Kisah Seorang Sufi dan Hantu Covid 19

Saya ingin mengatakan bahwa COVID-19 yang sedang bertamu ke negeri ini, memberi tugas bagi kita untuk saling menjaga dan mengupayakan keselamatan setiap orang.

Kisah Seorang Sufi dan Hantu Covid 19

Alkisah, ada seorang raja yang sakit. Sakit keras menahun. Setelah banyak berobat ke banyak tabib, tak kunjung membaik. Kemudian ada seorang penasehat raja yang mengusulkan untuk mendatangi salah seorang sufi, sosok yang dikenal secara umum sebagai orang yang dekat dengan Tuhan. Tak butuh waktu lama, sang sufi pun diundang ke istana.

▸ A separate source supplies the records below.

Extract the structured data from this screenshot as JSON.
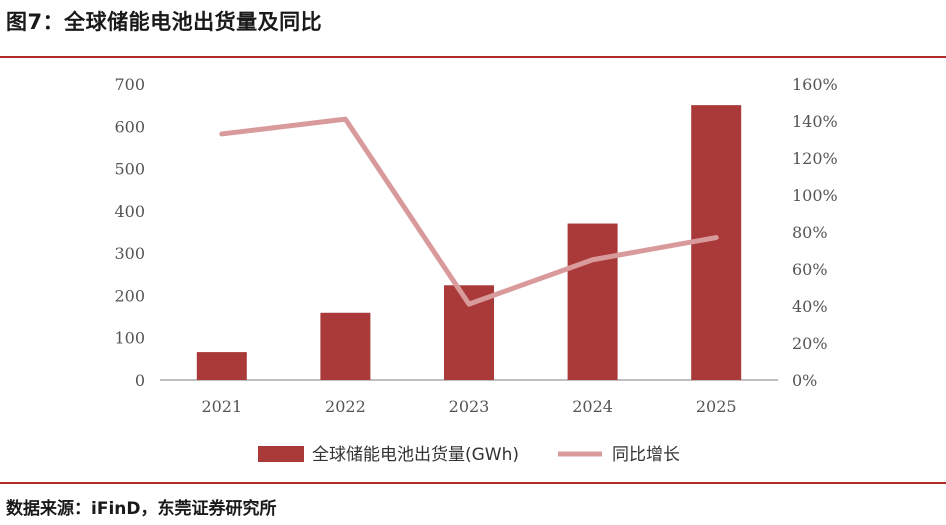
{
  "header": {
    "title": "图7：全球储能电池出货量及同比"
  },
  "footer": {
    "source": "数据来源：iFinD，东莞证券研究所"
  },
  "colors": {
    "bar": "#a93a39",
    "line": "#d99a9c",
    "rule": "#b22b2b",
    "axis": "#999999"
  },
  "chart_data": {
    "type": "bar",
    "title": "",
    "categories": [
      "2021",
      "2022",
      "2023",
      "2024",
      "2025"
    ],
    "ylim": [
      0,
      700
    ],
    "yticks": [
      "0",
      "100",
      "200",
      "300",
      "400",
      "500",
      "600",
      "700"
    ],
    "y2lim": [
      0,
      160
    ],
    "y2ticks": [
      "0%",
      "20%",
      "40%",
      "60%",
      "80%",
      "100%",
      "120%",
      "140%",
      "160%"
    ],
    "grid": false,
    "legend": "bottom",
    "series": [
      {
        "name": "全球储能电池出货量(GWh)",
        "type": "bar",
        "axis": "left",
        "values": [
          66,
          159,
          224,
          370,
          650
        ]
      },
      {
        "name": "同比增长",
        "type": "line",
        "axis": "right",
        "values": [
          133,
          141,
          41,
          65,
          77
        ]
      }
    ]
  }
}
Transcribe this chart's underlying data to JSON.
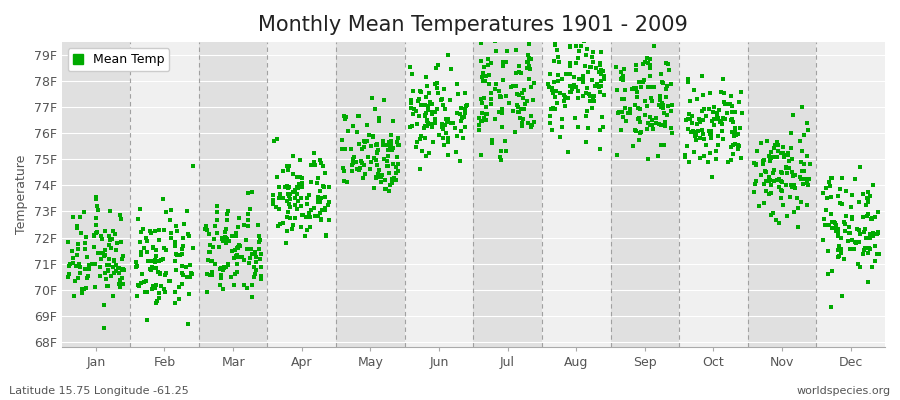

Apa yang dikatakan sang sufi, di luar perkiraan raja. Termasuk para tabib istana. Penyakit yang diderita raja, menurut sang sufi berasal dari ‘kegelisahan’ batin yang dipendam terlalu lama. Bertahun-tahun tanpa ada jalan pengungkapan. Tidak ada orang di sekitar raja yang bisa dipercaya sebagai mitra sharing kegelisahan sang raja.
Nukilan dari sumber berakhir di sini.